US agriculture officials so far are standing by their detection system for mad cow disease, despite complaints from consumer groups that testing is inadequate
Monday was the first regular business day since the Agriculture Department last week announced the nation’s first case of mad cow disease in a Washington state dairy cow. Dr. Kenneth Petersen of USDA’s Food Safety and Inspection Service said no additional inspections had been ordered and meat from cows that were too sick or injured to stand or walk unassisted would continue to be allowed to be sold for human consumption, provided there was no evidence of neurological problems.
However, Petersen said, “The department is looking at what additional testing we need to do.” Officials said they are considering increased testing and expansion of a ban on animal feed, officials said.
Meanwhile, a Japanese official told the Associated Press that U.S. agriculture officials in Tokyo trying to persuade the Japanese to lift that country’s ban on American beef said the United States soon would announce more stringent safety measures. The U.S. officials went to South Korea after their stop in Japan.

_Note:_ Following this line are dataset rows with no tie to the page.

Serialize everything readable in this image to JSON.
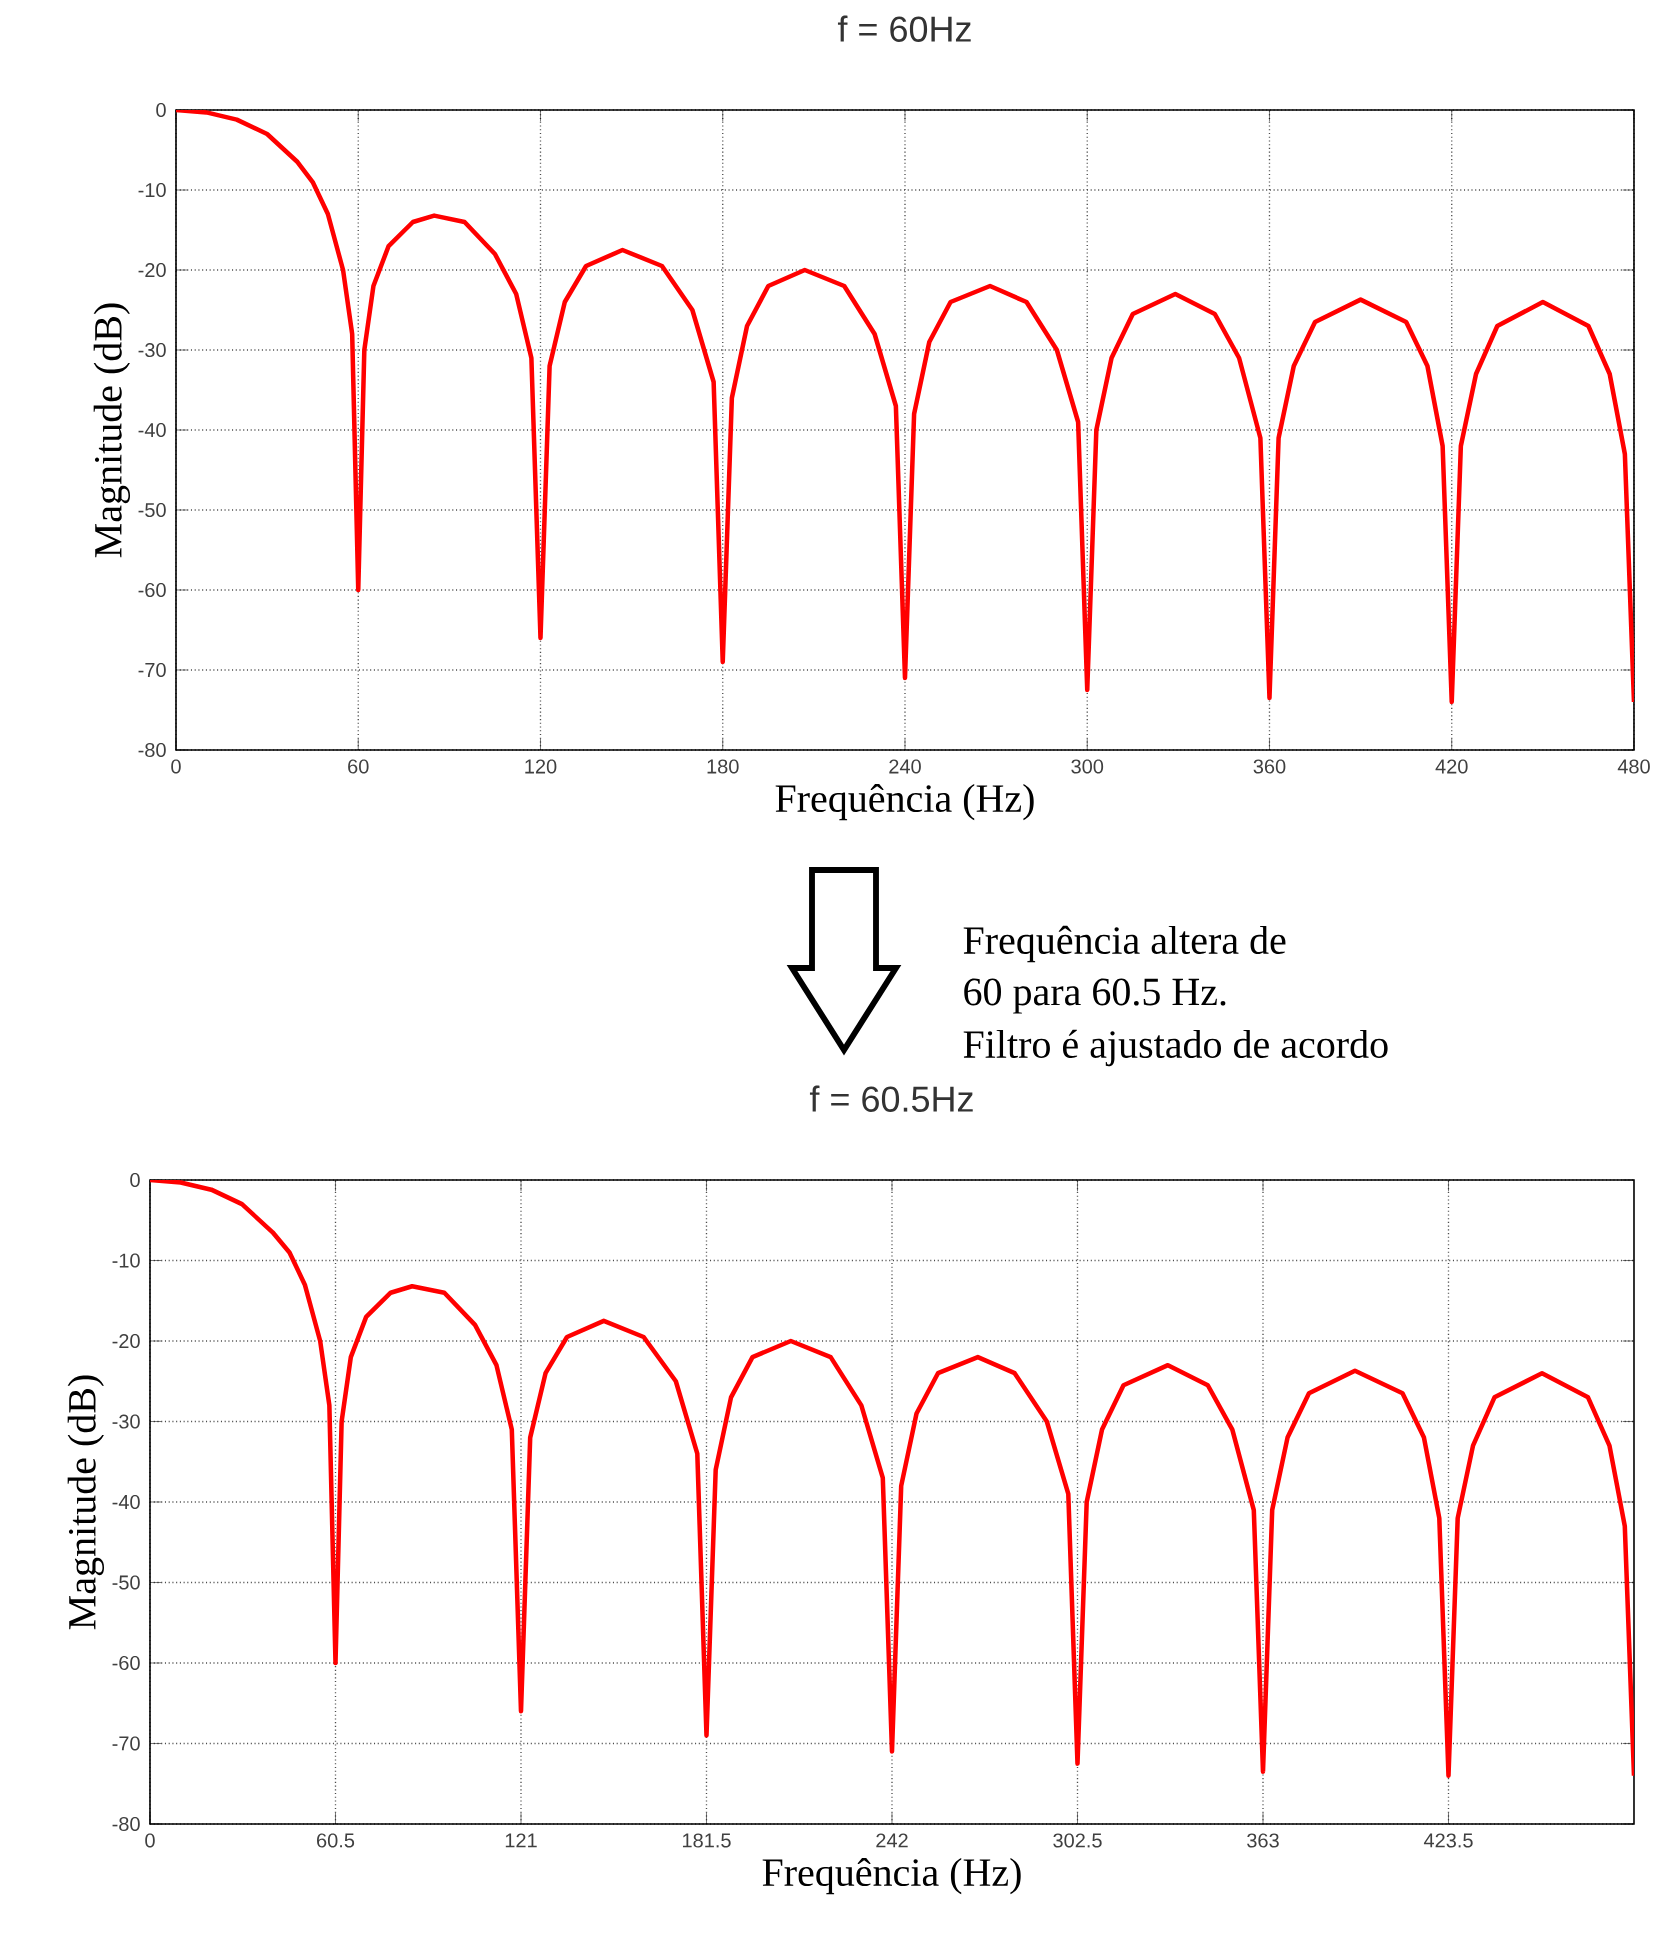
{
  "chart_data": [
    {
      "type": "line",
      "title": "f = 60Hz",
      "xlabel": "Frequência (Hz)",
      "ylabel": "Magnitude (dB)",
      "annotations": [
        "Frequência altera de",
        "60 para 60.5 Hz.",
        "Filtro é ajustado de acordo"
      ],
      "xlim": [
        0,
        480
      ],
      "ylim": [
        -80,
        0
      ],
      "xticks": [
        0,
        60,
        120,
        180,
        240,
        300,
        360,
        420,
        480
      ],
      "yticks": [
        -80,
        -70,
        -60,
        -50,
        -40,
        -30,
        -20,
        -10,
        0
      ],
      "grid": true,
      "marker": "none",
      "line_style": "solid",
      "series": [
        {
          "color": "#ff0000",
          "x": [
            0,
            10,
            20,
            30,
            40,
            45,
            50,
            55,
            58,
            60,
            62,
            65,
            70,
            78,
            85,
            95,
            105,
            112,
            117,
            120,
            123,
            128,
            135,
            147,
            160,
            170,
            177,
            180,
            183,
            188,
            195,
            207,
            220,
            230,
            237,
            240,
            243,
            248,
            255,
            268,
            280,
            290,
            297,
            300,
            303,
            308,
            315,
            329,
            342,
            350,
            357,
            360,
            363,
            368,
            375,
            390,
            405,
            412,
            417,
            420,
            423,
            428,
            435,
            450,
            465,
            472,
            477,
            480
          ],
          "values": [
            0,
            -0.3,
            -1.2,
            -3,
            -6.5,
            -9,
            -13,
            -20,
            -28,
            -60,
            -30,
            -22,
            -17,
            -14,
            -13.2,
            -14,
            -18,
            -23,
            -31,
            -66,
            -32,
            -24,
            -19.5,
            -17.5,
            -19.5,
            -25,
            -34,
            -69,
            -36,
            -27,
            -22,
            -20,
            -22,
            -28,
            -37,
            -71,
            -38,
            -29,
            -24,
            -22,
            -24,
            -30,
            -39,
            -72.5,
            -40,
            -31,
            -25.5,
            -23,
            -25.5,
            -31,
            -41,
            -73.5,
            -41,
            -32,
            -26.5,
            -23.7,
            -26.5,
            -32,
            -42,
            -74,
            -42,
            -33,
            -27,
            -24,
            -27,
            -33,
            -43,
            -74
          ]
        }
      ]
    },
    {
      "type": "line",
      "title": "f = 60.5Hz",
      "xlabel": "Frequência (Hz)",
      "ylabel": "Magnitude (dB)",
      "xlim": [
        0,
        484
      ],
      "ylim": [
        -80,
        0
      ],
      "xticks": [
        0,
        60.5,
        121,
        181.5,
        242,
        302.5,
        363,
        423.5
      ],
      "yticks": [
        -80,
        -70,
        -60,
        -50,
        -40,
        -30,
        -20,
        -10,
        0
      ],
      "grid": true,
      "marker": "none",
      "line_style": "solid",
      "series": [
        {
          "color": "#ff0000",
          "x": [
            0,
            10,
            20,
            30,
            40,
            45.5,
            50.5,
            55.5,
            58.5,
            60.5,
            62.5,
            65.5,
            70.5,
            78.5,
            85.5,
            96,
            106,
            113,
            118,
            121,
            124,
            129,
            136,
            148,
            161,
            171.5,
            178.5,
            181.5,
            184.5,
            189.5,
            196.5,
            209,
            222,
            232,
            239,
            242,
            245,
            250,
            257,
            270,
            282,
            292.5,
            299.5,
            302.5,
            305.5,
            310.5,
            317.5,
            332,
            345,
            353,
            360,
            363,
            366,
            371,
            378,
            393,
            408.5,
            415.5,
            420.5,
            423.5,
            426.5,
            431.5,
            438.5,
            454,
            469,
            476,
            481,
            484
          ],
          "values": [
            0,
            -0.3,
            -1.2,
            -3,
            -6.5,
            -9,
            -13,
            -20,
            -28,
            -60,
            -30,
            -22,
            -17,
            -14,
            -13.2,
            -14,
            -18,
            -23,
            -31,
            -66,
            -32,
            -24,
            -19.5,
            -17.5,
            -19.5,
            -25,
            -34,
            -69,
            -36,
            -27,
            -22,
            -20,
            -22,
            -28,
            -37,
            -71,
            -38,
            -29,
            -24,
            -22,
            -24,
            -30,
            -39,
            -72.5,
            -40,
            -31,
            -25.5,
            -23,
            -25.5,
            -31,
            -41,
            -73.5,
            -41,
            -32,
            -26.5,
            -23.7,
            -26.5,
            -32,
            -42,
            -74,
            -42,
            -33,
            -27,
            -24,
            -27,
            -33,
            -43,
            -74
          ]
        }
      ]
    }
  ]
}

The diseased cow’s meat was allowed to be sold for human consumption because a USDA inspector saw only signs of a physical injury to the cow.
USDA ordered a recall of more than 10,000 pounds of meat from 20 cows slaughtered on the same day at the same Washington state company. The recalled meat was distributed to eight states and Guam, although officials said 80 percent of it went to Oregon and Washington.
USDA officials have said they ordered the recall as a precaution, insisting there was no threat to the safety of the U.S. food supply.